Ситуация в кампании 1800 г. осложнялась для Наполеона тем, что он как первый консул по Конституции не имел полномочий для командования армией - ни Рейнской, ни Итальянской. Кстати, вторая насчитывала всего 30 тыс. человек, большая часть которых (18 тыс.) под командованием генерала А. Массена была осаждена в Генуе. Наполеон решил собрать новую, резервную, армию, назначить ее формальным главнокомандующим генерала Л. А. Бертье, а самому официально лишь «сопровождать» ее, но фактически возглавить. Он знал, что Мелас сосредоточил все свое внимание на Генуе, где Массена героической обороной этого города отвлекал на себя главные силы австрийцев. Наполеон задумал в кратчайшие сроки форсировать Альпы, ударить по войскам Меласа с тыла, разгромить их и принудить «опрокинутого навзничь противника» (выражение А. 3. Манфреда) к заключению мира. По воспоминаниям Л. А. Бурьенна, Наполеон заранее, еще в Париже, лежа в полный рост на картах Италии, разостланных по полу, воткнул булавку в то место, где было указана деревня Сан-Джулиано в 4 км от Маренго и определил: «Я дам бой Меласу вот здесь, на этой равнине». «Такая проницательность и точность, достойные современного компьютера, - комментирует этот эпизод Д. Чандлер, - тогда не были замечены, но секретарь вспомнил об этом три месяца спустя»[1374], т. е. в день битвы при Маренго.

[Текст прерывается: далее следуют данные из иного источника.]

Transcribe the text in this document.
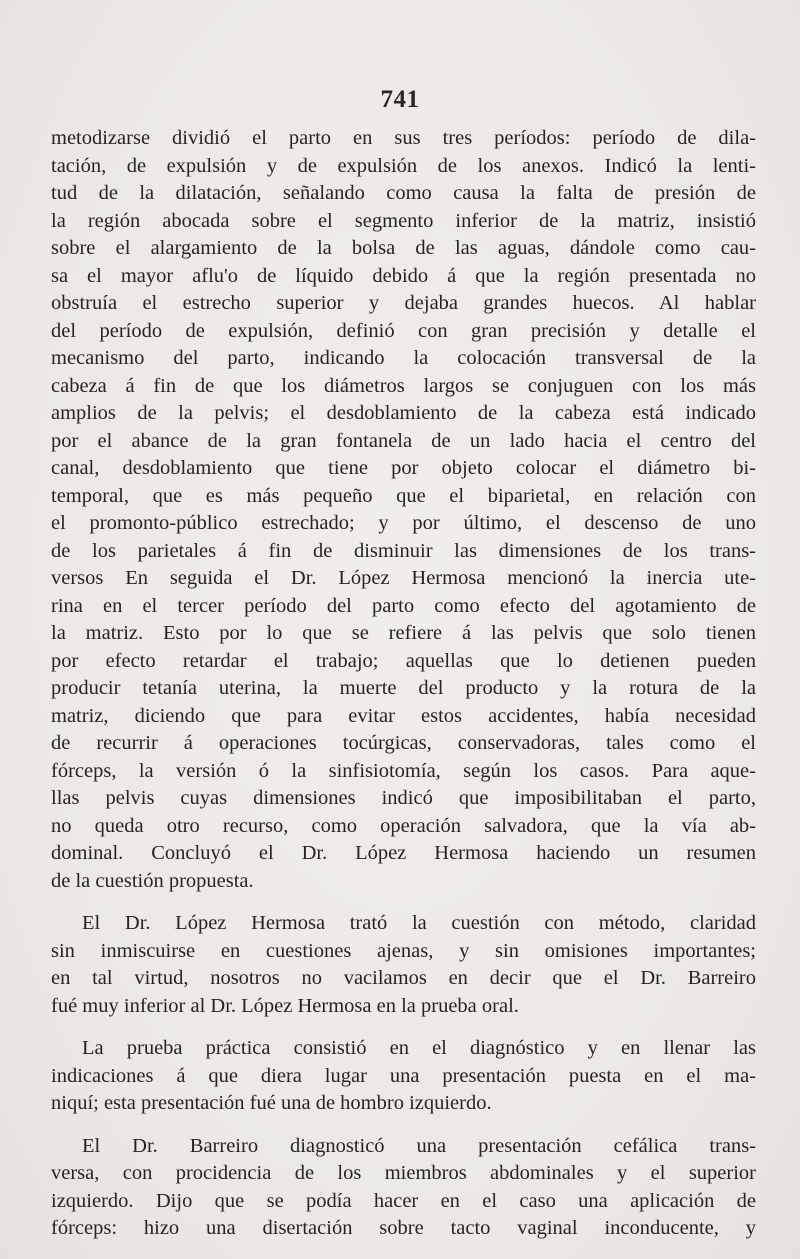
741
metodizarse dividió el parto en sus tres períodos: período de dila-
tación, de expulsión y de expulsión de los anexos. Indicó la lenti-
tud de la dilatación, señalando como causa la falta de presión de
la región abocada sobre el segmento inferior de la matriz, insistió
sobre el alargamiento de la bolsa de las aguas, dándole como cau-
sa el mayor aflu'o de líquido debido á que la región presentada no
obstruía el estrecho superior y dejaba grandes huecos. Al hablar
del período de expulsión, definió con gran precisión y detalle el
mecanismo del parto, indicando la colocación transversal de la
cabeza á fin de que los diámetros largos se conjuguen con los más
amplios de la pelvis; el desdoblamiento de la cabeza está indicado
por el abance de la gran fontanela de un lado hacia el centro del
canal, desdoblamiento que tiene por objeto colocar el diámetro bi-
temporal, que es más pequeño que el biparietal, en relación con
el promonto-público estrechado; y por último, el descenso de uno
de los parietales á fin de disminuir las dimensiones de los trans-
versos En seguida el Dr. López Hermosa mencionó la inercia ute-
rina en el tercer período del parto como efecto del agotamiento de
la matriz. Esto por lo que se refiere á las pelvis que solo tienen
por efecto retardar el trabajo; aquellas que lo detienen pueden
producir tetanía uterina, la muerte del producto y la rotura de la
matriz, diciendo que para evitar estos accidentes, había necesidad
de recurrir á operaciones tocúrgicas, conservadoras, tales como el
fórceps, la versión ó la sinfisiotomía, según los casos. Para aque-
llas pelvis cuyas dimensiones indicó que imposibilitaban el parto,
no queda otro recurso, como operación salvadora, que la vía ab-
dominal. Concluyó el Dr. López Hermosa haciendo un resumen
de la cuestión propuesta.
El Dr. López Hermosa trató la cuestión con método, claridad
sin inmiscuirse en cuestiones ajenas, y sin omisiones importantes;
en tal virtud, nosotros no vacilamos en decir que el Dr. Barreiro
fué muy inferior al Dr. López Hermosa en la prueba oral.
La prueba práctica consistió en el diagnóstico y en llenar las
indicaciones á que diera lugar una presentación puesta en el ma-
niquí; esta presentación fué una de hombro izquierdo.
El Dr. Barreiro diagnosticó una presentación cefálica trans-
versa, con procidencia de los miembros abdominales y el superior
izquierdo. Dijo que se podía hacer en el caso una aplicación de
fórceps: hizo una disertación sobre tacto vaginal inconducente, y
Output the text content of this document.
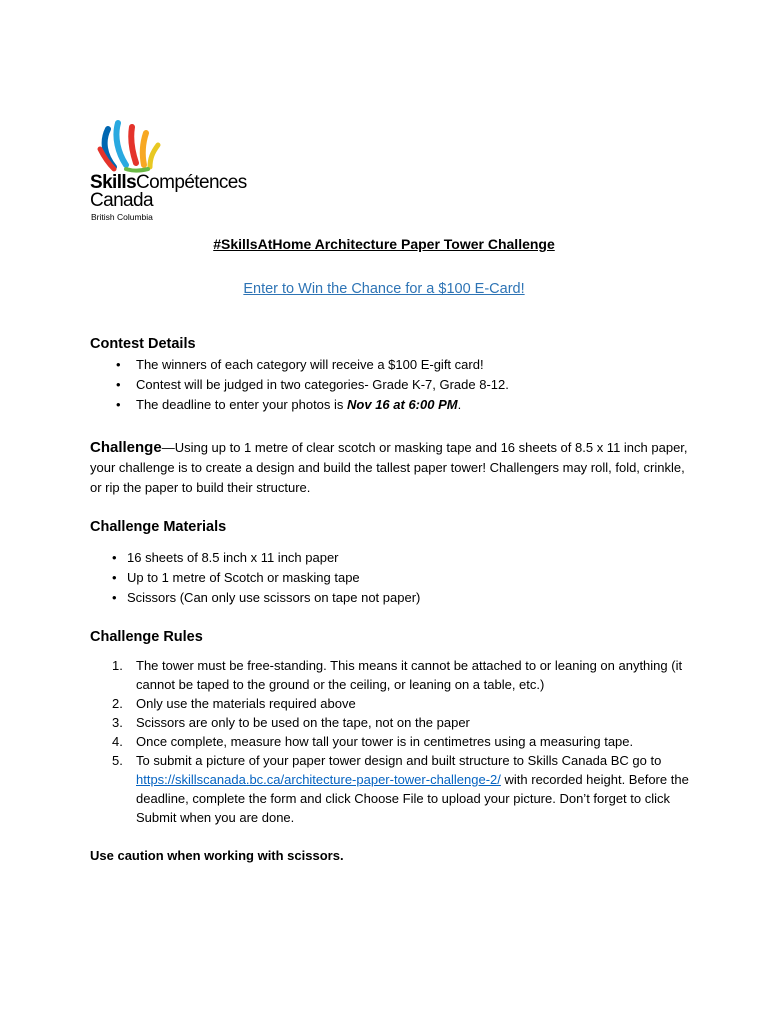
SkillsCompétences
Canada
British Columbia
#SkillsAtHome Architecture Paper Tower Challenge
Enter to Win the Chance for a $100 E-Card!
Contest Details
• The winners of each category will receive a $100 E-gift card!
• Contest will be judged in two categories- Grade K-7, Grade 8-12.
• The deadline to enter your photos is Nov 16 at 6:00 PM.
Challenge—Using up to 1 metre of clear scotch or masking tape and 16 sheets of 8.5 x 11 inch paper, your challenge is to create a design and build the tallest paper tower! Challengers may roll, fold, crinkle, or rip the paper to build their structure.
Challenge Materials
• 16 sheets of 8.5 inch x 11 inch paper
• Up to 1 metre of Scotch or masking tape
• Scissors (Can only use scissors on tape not paper)
Challenge Rules
1. The tower must be free-standing. This means it cannot be attached to or leaning on anything (it cannot be taped to the ground or the ceiling, or leaning on a table, etc.)
2. Only use the materials required above
3. Scissors are only to be used on the tape, not on the paper
4. Once complete, measure how tall your tower is in centimetres using a measuring tape.
5. To submit a picture of your paper tower design and built structure to Skills Canada BC go to https://skillscanada.bc.ca/architecture-paper-tower-challenge-2/ with recorded height. Before the deadline, complete the form and click Choose File to upload your picture. Don’t forget to click Submit when you are done.
Use caution when working with scissors.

Реализовать такой план можно было лишь при условии строжайшей секретности, непредсказуемости и быстроты. В то время предметом общего внимания специалистов в самой Франции и за рубежом была Рейнская армия Моро, которая, по слухам, готовилась вторгнуться в Германию с последующим маршем на Вену. Такие слухи циркулировали повсеместно и своей доступностью озадачивали и дезориентировали агентов иностранных разведок. А тем временем в городе Дижон на юго-востоке Франции тихо, без всякого шума, стала формироваться другая армия, которую в узком кругу осведомленных лиц называли «резервной», но о которой вне этого круга никто ничего не знал и даже не слышал[1375]. Сугубая секретность дижонского лагеря как раз и привлекла к нему жгучий интерес журналистов, наблюдателей, шпионов. Они заподозрили, что именно в Дижоне формируется главная армия Республики. Наполеон на это и рассчитывал: по его замыслу дижонская «армия» была всего лишь камуфляжем.

Такой камуфляж удался первому консулу как нельзя лучше. Когда английские и австрийские агенты проникли в Дижон, они увидели, что там действительно формируется армия - та самая (как им показалось), резервная: налицо был многолюдный штаб и 7-8 тыс. солдат, новобранцев и отставников, из которых многие были калеки. Шпионы и журналисты тут же сделали из этой армии посмешище, особенно после того как 6 мая первый консул лично прибыл в Дижон, якобы на смотр резервистов. Отчеты об этом смотре «полетели через Бретань, Женеву и Базель в Лондон и Вену. Европу наводнили карикатуры, - читаем в мемуарных заметках Наполеона “Маренго”. - Одна из них изображала двенадцатилетнего мальчика с ружьем рядом с инвалидом на деревянных ногах. Подпись под этой карикатурой гласила: “Резервная армия Бонапарта”»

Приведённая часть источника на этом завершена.